- Oculus cofounder Michael Antonov has been accused of reaching beneath a woman's skirt during a private VR demo following an event at the 2016 Game Developers Conference.
- Autumn Rose Taylor, a marketing director currently working in the virtual reality industry, said Antonov invited her to a private VR demo while she was a college student, where he then inappropriately touched her underneath her skirt without her permission while she was wearing a VR headset.
- Taylor said the incident has made her anxious to attend Oculus events; Antonov was Oculus's chief software architect but he left the Facebook-owned company earlier this year.
- Visit Business Insider's homepage for more stories.
One of Oculus's cofounders has been accused of sexual assault by a woman in the virtual reality industry. Autumn Rose Taylor, Marketing Director for Owlchemy Labs, said that Michael Antonov reached beneath her skirt and touched her inappropriately while she was wearing a VR headset during a private demo several years ago.
In a series of tweets about "an important person that I admired," Taylor said a founder of a well-known VR hardware company invited her to a private demo at his apartment during the annual Game Developers Conference in San Francisco when she was a college student. She said the man put his hand under her skirt and touched her inappropriately while she was trying the demo.
Though Taylor left Michael Antonov's name out of her initial thread, she named him as the subject of her tweets in a follow-up message several hours later.
I was new. I remember trusting them, they're an important person that I admired. So naive! They showed me VR demos, but put their hands up my skirt while they did so— WHILE I WAS STILL IN VR. The shock and fear of that happening while I was essentially blindfolded.
— Autumn Rose Taylor 🔜 #OC6 (@lusterly_) August 27, 2019
In a separate statement to Business Insider Taylor confirmed that she met Antonov at an industry afterparty at the 2016 Game Developer's conference.

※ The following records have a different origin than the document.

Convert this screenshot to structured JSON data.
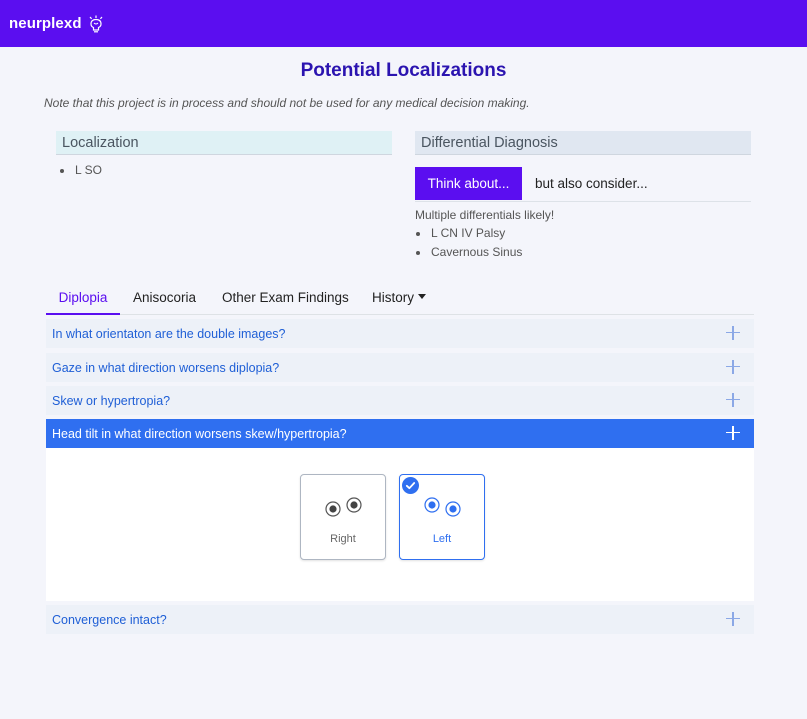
{
  "navbar": {
    "brand": "neurplexd"
  },
  "page": {
    "title": "Potential Localizations",
    "note": "Note that this project is in process and should not be used for any medical decision making."
  },
  "localization": {
    "header": "Localization",
    "items": [
      "L SO"
    ]
  },
  "differential": {
    "header": "Differential Diagnosis",
    "think_button": "Think about...",
    "also_consider": "but also consider...",
    "note": "Multiple differentials likely!",
    "items": [
      "L CN IV Palsy",
      "Cavernous Sinus"
    ]
  },
  "tabs": [
    {
      "label": "Diplopia",
      "active": true
    },
    {
      "label": "Anisocoria"
    },
    {
      "label": "Other Exam Findings"
    },
    {
      "label": "History"
    }
  ],
  "accordion": [
    {
      "question": "In what orientaton are the double images?"
    },
    {
      "question": "Gaze in what direction worsens diplopia?"
    },
    {
      "question": "Skew or hypertropia?"
    },
    {
      "question": "Head tilt in what direction worsens skew/hypertropia?",
      "expanded": true
    },
    {
      "question": "Convergence intact?"
    }
  ],
  "head_tilt_options": [
    {
      "label": "Right",
      "selected": false,
      "icon": "eyes-right-tilt-icon"
    },
    {
      "label": "Left",
      "selected": true,
      "icon": "eyes-left-tilt-icon"
    }
  ],
  "colors": {
    "brand": "#5b0ef0",
    "title": "#2b14b0",
    "accent": "#2f6ff0",
    "link": "#1f5fd6"
  }
}
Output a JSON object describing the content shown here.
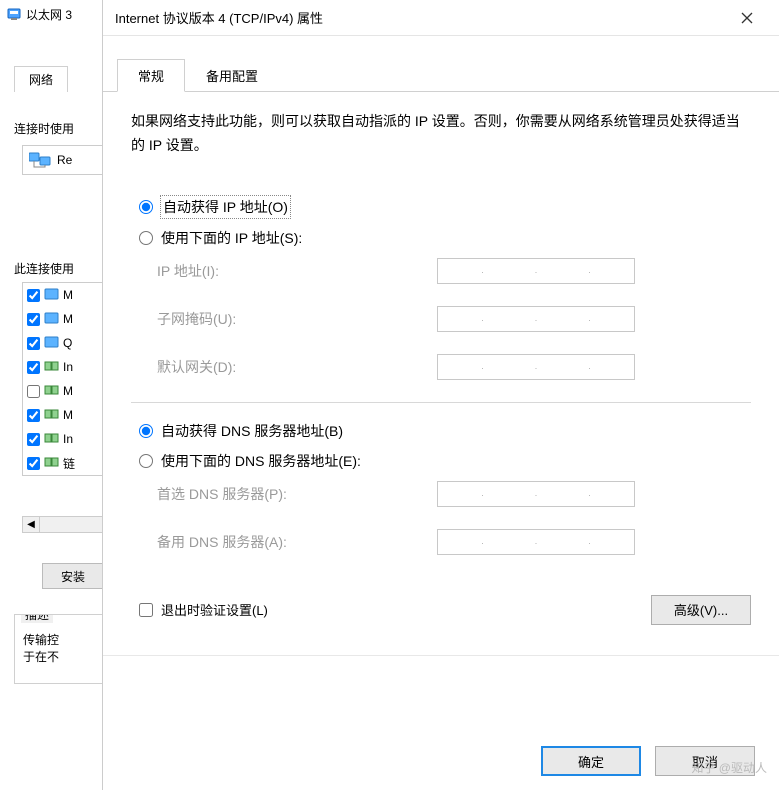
{
  "back": {
    "ethernet_label": "以太网 3",
    "tab_network": "网络",
    "connect_using": "连接时使用",
    "adapter": "Re",
    "this_connection": "此连接使用",
    "items": [
      {
        "checked": true,
        "text": "M"
      },
      {
        "checked": true,
        "text": "M"
      },
      {
        "checked": true,
        "text": "Q"
      },
      {
        "checked": true,
        "text": "In"
      },
      {
        "checked": false,
        "text": "M"
      },
      {
        "checked": true,
        "text": "M"
      },
      {
        "checked": true,
        "text": "In"
      },
      {
        "checked": true,
        "text": "链"
      }
    ],
    "install": "安装",
    "desc_legend": "描述",
    "desc_text1": "传输控",
    "desc_text2": "于在不"
  },
  "dialog": {
    "title": "Internet 协议版本 4 (TCP/IPv4) 属性",
    "tabs": {
      "general": "常规",
      "alt": "备用配置"
    },
    "intro": "如果网络支持此功能，则可以获取自动指派的 IP 设置。否则，你需要从网络系统管理员处获得适当的 IP 设置。",
    "ip_auto": "自动获得 IP 地址(O)",
    "ip_manual": "使用下面的 IP 地址(S):",
    "ip_addr_label": "IP 地址(I):",
    "subnet_label": "子网掩码(U):",
    "gateway_label": "默认网关(D):",
    "dns_auto": "自动获得 DNS 服务器地址(B)",
    "dns_manual": "使用下面的 DNS 服务器地址(E):",
    "dns_pref_label": "首选 DNS 服务器(P):",
    "dns_alt_label": "备用 DNS 服务器(A):",
    "validate": "退出时验证设置(L)",
    "advanced": "高级(V)...",
    "ok": "确定",
    "cancel": "取消"
  },
  "watermark": "知乎 @驱动人"
}
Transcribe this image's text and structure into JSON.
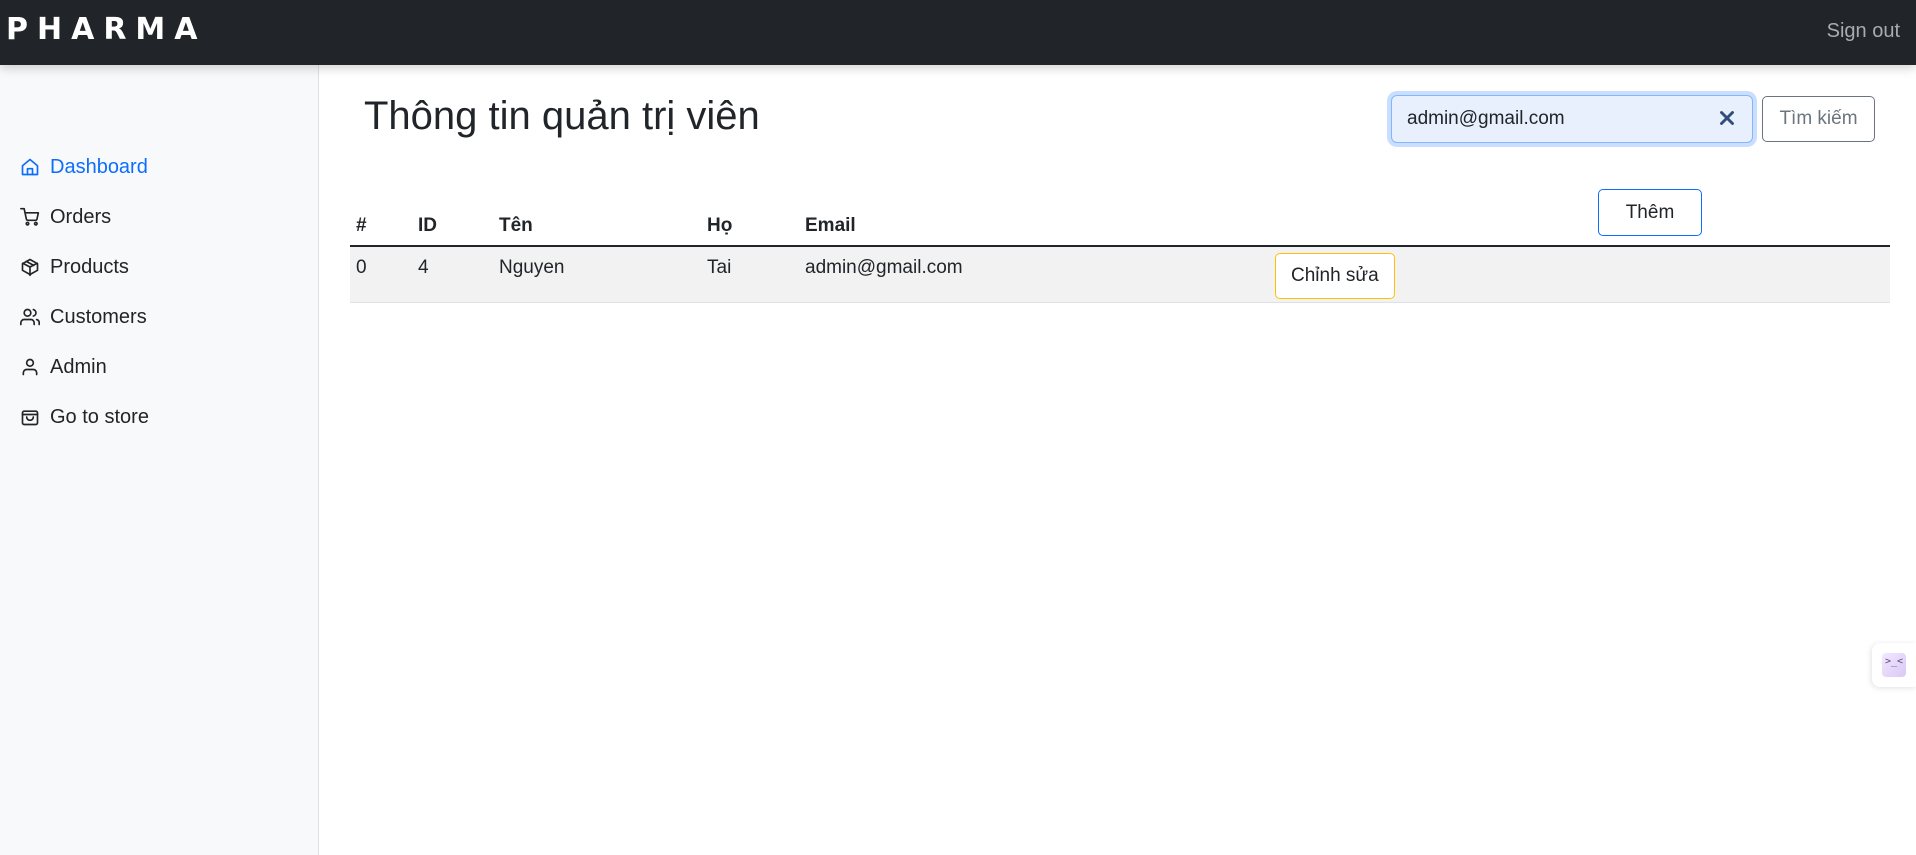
{
  "header": {
    "brand": "PHARMA",
    "sign_out": "Sign out"
  },
  "sidebar": {
    "items": [
      {
        "label": "Dashboard",
        "icon": "home-icon",
        "active": true
      },
      {
        "label": "Orders",
        "icon": "cart-icon"
      },
      {
        "label": "Products",
        "icon": "box-icon"
      },
      {
        "label": "Customers",
        "icon": "users-icon"
      },
      {
        "label": "Admin",
        "icon": "user-icon"
      },
      {
        "label": "Go to store",
        "icon": "shopping-bag-icon"
      }
    ]
  },
  "main": {
    "title": "Thông tin quản trị viên",
    "search": {
      "value": "admin@gmail.com",
      "button": "Tìm kiếm"
    },
    "add_button": "Thêm",
    "table": {
      "headers": [
        "#",
        "ID",
        "Tên",
        "Họ",
        "Email"
      ],
      "rows": [
        {
          "index": "0",
          "id": "4",
          "first_name": "Nguyen",
          "last_name": "Tai",
          "email": "admin@gmail.com",
          "action": "Chỉnh sửa"
        }
      ]
    }
  },
  "extension": {
    "glyph": ">_<"
  },
  "colors": {
    "topbar": "#212529",
    "active_link": "#0d6efd",
    "add_button_border": "#0d6efd",
    "edit_button_border": "#ffc107"
  }
}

She said it was her first major industry event and she was excited to meet one of Oculus's cofounders — she had gotten her start in VR development using the Oculus Rift DK2. The consumer version of the Rift was scheduled for release a weeks after GDC, and Taylor said Antonov offered to give her a private preview of the device.
"He offered to show me unreleased demos and games slated to launch with the Rift later that month," Taylor said. "I didn't think this was odd— Just the day prior, I tried a demo in the hotel room of someone I met at another VR mixer. It was a normal demo, nothing strange. Being new to the industry, I thought this was normal."
After being touched by Antonov, Taylor said she tried to keep her physical distance from him while avoiding eye contact and giving few responses in conversation. Though Taylor said she initially felt too afraid to leave, she left and returned to her hotel room at the first opportunity.
"I felt uncomfortable and scared, but was afraid to refuse his advances— after all, he was a co-founder and executive for one of the biggest VR companies in the world," Taylor said in her statement. "I was afraid of being blacklisted from the industry I had just joined and was so excited to be a part of. I was afraid of potentially severing a relationship between the VR company I worked for and Oculus. I was just… so afraid."
Taylor told Busines Insider that she was motivated to speak about her experience after seeing multiple women in the gaming industry share their encounters with sexually abusive men. At least three other men in the gaming industry were accused of sexual misconduct on Wednesday.
Business Insider reached out to Antonov through LinkedIn and Facebook Messenger for comment, but has not heard back.
Antonov left Oculus and Facebook earlier this year, Facebook confirmed to Business Insider. He is one of Oculus's original cofounders along with Palmer Luckey, Nate Mitchell, Brendan Iribe, and Andrew Scott Reisse. Oculus launched with a Kickstarter campaign in 2012 and was acquired by Facebook in 2014 for $2.3 billion. Mitchell announced his departure from Facebook earlier this month, the last of the five cofounders to leave.
Andrew Bosworth, Facebook's Vice President of AR and VR, replied to Taylor's allegations on Twitter and said he had asked internally about how the allegations against Antonov had been handled in the past. Bosworth was named VP of Facebook's AR/VR and Oculus division last year and said he would take personal accountability for the company's culture moving forward.
"These stories are sickening. I'm sorry it happened then and that you have to face the trauma again now," Bosworth wrote. "I took over our AR/VR and Oculus team in 2018. I do not accept this behavior. I've asked to understand how the situations were handled that have been brought up."